- June 28, 2021
If you’re in the field of IT, you have quite likely heard about this outsourcing terminology. Outsourcing is one of the characteristics of the IT industry and software development because of being easy to deliver. But when opting for outsourcing you are quite likely to make quite common yet overlooked mistakes.
In this post, we shall be going over what exactly is outsourcing and what to be on the lookout for when going for one.
Understanding Nearshore, Offshore, and Onshore Developments
Before we go over what these means and how companies can leverage these models, let’s see what these terminologies are with the help of a scenario.
Imagine you work in a bank or financial institution. You work in its IT department as Project Manager and are responsible for automating lengthy tiresome critical financial operations. Your days are always busy, and you are always surfing on the wave of a tight hectic schedule. But while the schedule is never getting easy, you keep getting change requirements and new developments daily.
One day you get a development task, say an implementation for AML, and you need that done within the deadline.

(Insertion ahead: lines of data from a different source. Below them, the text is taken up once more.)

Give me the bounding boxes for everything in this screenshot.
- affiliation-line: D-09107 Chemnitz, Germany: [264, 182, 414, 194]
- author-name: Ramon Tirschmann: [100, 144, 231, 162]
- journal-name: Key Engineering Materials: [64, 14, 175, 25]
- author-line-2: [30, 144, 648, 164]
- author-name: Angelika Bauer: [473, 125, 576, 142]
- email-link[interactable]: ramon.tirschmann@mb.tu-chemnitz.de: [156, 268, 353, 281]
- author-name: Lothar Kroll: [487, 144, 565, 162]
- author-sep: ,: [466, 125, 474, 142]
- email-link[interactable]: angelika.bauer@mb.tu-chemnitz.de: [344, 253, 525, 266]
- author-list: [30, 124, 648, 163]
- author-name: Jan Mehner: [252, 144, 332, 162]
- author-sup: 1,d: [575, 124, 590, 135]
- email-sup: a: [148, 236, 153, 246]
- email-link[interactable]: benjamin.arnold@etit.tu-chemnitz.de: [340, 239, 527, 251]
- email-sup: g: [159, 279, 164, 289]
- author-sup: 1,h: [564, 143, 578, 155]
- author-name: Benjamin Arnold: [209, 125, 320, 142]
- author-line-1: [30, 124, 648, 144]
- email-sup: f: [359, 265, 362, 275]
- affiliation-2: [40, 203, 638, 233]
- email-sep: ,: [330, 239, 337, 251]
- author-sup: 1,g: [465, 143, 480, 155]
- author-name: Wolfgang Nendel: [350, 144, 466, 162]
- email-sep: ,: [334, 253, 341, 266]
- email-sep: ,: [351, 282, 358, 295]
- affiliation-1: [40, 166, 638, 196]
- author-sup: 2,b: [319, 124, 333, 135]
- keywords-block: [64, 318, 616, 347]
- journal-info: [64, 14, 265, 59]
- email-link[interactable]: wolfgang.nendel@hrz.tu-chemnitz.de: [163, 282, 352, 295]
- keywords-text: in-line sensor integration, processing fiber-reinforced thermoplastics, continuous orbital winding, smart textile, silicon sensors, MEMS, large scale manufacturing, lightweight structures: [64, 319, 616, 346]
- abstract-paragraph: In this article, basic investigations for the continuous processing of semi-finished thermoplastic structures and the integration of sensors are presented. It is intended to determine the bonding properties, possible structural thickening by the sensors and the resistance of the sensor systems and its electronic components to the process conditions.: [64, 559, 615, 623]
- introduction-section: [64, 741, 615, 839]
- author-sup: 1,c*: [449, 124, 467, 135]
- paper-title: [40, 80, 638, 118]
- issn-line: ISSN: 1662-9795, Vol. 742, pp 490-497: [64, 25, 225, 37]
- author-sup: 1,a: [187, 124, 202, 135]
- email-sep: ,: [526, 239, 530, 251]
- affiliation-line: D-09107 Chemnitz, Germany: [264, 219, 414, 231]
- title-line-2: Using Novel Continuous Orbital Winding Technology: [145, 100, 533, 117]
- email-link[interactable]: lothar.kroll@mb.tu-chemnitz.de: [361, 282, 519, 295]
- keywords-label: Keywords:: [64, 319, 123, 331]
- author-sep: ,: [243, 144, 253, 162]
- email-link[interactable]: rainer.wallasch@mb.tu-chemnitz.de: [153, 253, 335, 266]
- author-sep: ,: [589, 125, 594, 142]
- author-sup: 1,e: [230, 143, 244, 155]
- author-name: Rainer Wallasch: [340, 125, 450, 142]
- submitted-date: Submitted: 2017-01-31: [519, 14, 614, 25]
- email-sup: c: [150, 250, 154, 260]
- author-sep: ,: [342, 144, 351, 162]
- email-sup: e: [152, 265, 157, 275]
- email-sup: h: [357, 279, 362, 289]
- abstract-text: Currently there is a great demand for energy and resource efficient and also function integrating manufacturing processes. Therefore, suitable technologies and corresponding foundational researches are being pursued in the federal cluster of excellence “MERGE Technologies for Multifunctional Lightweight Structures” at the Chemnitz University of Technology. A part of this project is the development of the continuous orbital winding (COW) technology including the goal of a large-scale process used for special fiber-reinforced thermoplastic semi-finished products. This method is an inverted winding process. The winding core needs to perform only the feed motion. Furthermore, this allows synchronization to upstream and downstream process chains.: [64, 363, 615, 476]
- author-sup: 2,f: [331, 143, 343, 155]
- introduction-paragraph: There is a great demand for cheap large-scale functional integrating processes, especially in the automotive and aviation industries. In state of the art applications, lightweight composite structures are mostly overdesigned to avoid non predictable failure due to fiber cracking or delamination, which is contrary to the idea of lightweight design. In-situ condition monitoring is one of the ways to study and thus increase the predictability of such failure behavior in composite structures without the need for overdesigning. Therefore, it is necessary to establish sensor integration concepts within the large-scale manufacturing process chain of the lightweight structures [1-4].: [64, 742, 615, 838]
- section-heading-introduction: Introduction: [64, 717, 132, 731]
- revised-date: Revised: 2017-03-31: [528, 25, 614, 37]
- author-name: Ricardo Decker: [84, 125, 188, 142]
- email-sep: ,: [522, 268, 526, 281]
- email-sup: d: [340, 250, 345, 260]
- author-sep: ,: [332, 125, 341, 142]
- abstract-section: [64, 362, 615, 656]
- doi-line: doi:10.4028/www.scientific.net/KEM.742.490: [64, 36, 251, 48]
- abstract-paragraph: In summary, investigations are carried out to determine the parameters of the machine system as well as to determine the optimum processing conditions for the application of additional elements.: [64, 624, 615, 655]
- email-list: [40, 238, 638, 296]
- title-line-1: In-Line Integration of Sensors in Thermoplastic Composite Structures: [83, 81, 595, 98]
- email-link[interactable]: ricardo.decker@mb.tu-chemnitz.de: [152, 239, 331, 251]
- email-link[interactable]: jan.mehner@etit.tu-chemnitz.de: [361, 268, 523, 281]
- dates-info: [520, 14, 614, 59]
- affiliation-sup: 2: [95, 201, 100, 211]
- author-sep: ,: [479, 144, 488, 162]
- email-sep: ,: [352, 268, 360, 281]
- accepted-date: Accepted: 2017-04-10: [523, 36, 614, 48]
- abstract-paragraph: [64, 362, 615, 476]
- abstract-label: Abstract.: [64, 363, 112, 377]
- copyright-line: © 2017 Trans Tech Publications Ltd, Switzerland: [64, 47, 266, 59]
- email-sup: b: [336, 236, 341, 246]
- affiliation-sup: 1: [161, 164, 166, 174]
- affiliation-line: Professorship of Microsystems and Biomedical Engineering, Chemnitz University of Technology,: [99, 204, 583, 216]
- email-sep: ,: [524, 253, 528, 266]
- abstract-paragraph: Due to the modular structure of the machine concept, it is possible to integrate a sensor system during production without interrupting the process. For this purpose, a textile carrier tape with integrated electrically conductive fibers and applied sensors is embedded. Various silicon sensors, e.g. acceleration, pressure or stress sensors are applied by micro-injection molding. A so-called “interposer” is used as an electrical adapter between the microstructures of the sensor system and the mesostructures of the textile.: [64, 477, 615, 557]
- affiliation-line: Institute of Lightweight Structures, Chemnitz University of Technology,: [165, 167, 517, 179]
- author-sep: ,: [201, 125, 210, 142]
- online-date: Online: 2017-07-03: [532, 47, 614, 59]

But looking at the team you realize you are sure to miss the deadline. So, what can you do about it? You look out for others who are doing the same task. After all, if you can pay any other company, they can deliver your job within the specified deadline.
Now looking at the options you realize some companies are located within your city/district/county and can help you with this job. But what if you looked further beyond you might get impressive competent teams that can deliver the same task. However, things don’t stop here. On the other side of the globe, there is a country which can get the job done at a lesser cost than the previous two companies. You must decide since there are many options, but you do not know what the critical points are to ponder over.
To make it simple you have three options:
- Go for someone outside your institution but within your territory.
- Go for someone outside your institution and near to your territory.
- Go for someone outside your institution and miles away from your territory in another country not sharing borders with your country.
So, the first option is called onshoring. The second option is known as nearshoring, while the last option is commonly known as offshore developments. The company you are handing over the project to is known as the vendor in the technical language.
These terms gained acknowledgment after the software development began to rise. This is because thanks to video calling software, high-speed internet, and VPN (Virtual Private Network), made it possible for the two teams to work together even when not being in the vicinity. These three options look the same at first glance but can significantly impact the project’s progress if not weighed carefully.
What do you need to look out for?
Before you plan to outsource your project to the offshore and nearshore teams, you need to know the reason why you are going with this option. Having clarity in this regard can save both time and cost that can be unforeseen and can later become the bottleneck.
Time zone is a challenge that is mostly ignored but becomes trouble later on. Suppose one team sits at GMT-00 and the other one at GMT-05. Now there will be a time difference of five hours, probably only three common hours will be available.
Whether the vendor is going to deliver the task/project at the approved cost or not? If it’s overpriced, is it worth it? Or if the vendor is quoting a cheap price, will they be able to stick to your mentioned quality standards and commitments?
Make sure your vendor knows the language you speak well for both verbal and written communication. For instance, suppose if you come from an English language background but for your vendor English is very foreign, it will become a hurdle to convey even the simplest message. When drawing the contract look at this aspect and identify which language is going to be used primarily for all official communications.
Taxation can be a complicated issue when dealing with finances and law. Make sure you understand the laws of the land and have a solicitor for legal issues. Also do go over the contract and terms more than once so that you do not skip or overlook any critical clause.
Skills and expertise can be a problem when handing over the project to the technical team. Assessment of skills can be different in different parts of the world. A good way to have a proper background check is to validate the world-renowned certifications your vendor has to offer.
Culture and Holidays
This matters if you go international with your project and pick an alien vendor. Every country has its calendar, holiday schedules, weekends and weekdays as well as working hours. Make sure you know when they have annual holidays, fasting, public holidays or any other offs to safeguard your project plan from obvious clashes.
This is the case critical with offshore development. Does your project require you to travel back and forth to the destination? If you must travel, have you identified the resources for traveling, the cost for travel and accommodation as well as visa rules. Make sure your project plan encompasses all these to have swift uninterrupted progress.
Conclusion: Which model is best?
Make sure you know what you want out of your project. Understand what skills are needed and if the cost, time zone difference, and language can become a barrier or not. Your critical assessment will save a lot of hassle later. I cannot stress enough the importance of communication medium and time zone difference. When handing over the project to the vendor communicate all these terms and make sure you both are on the same page with the expectations.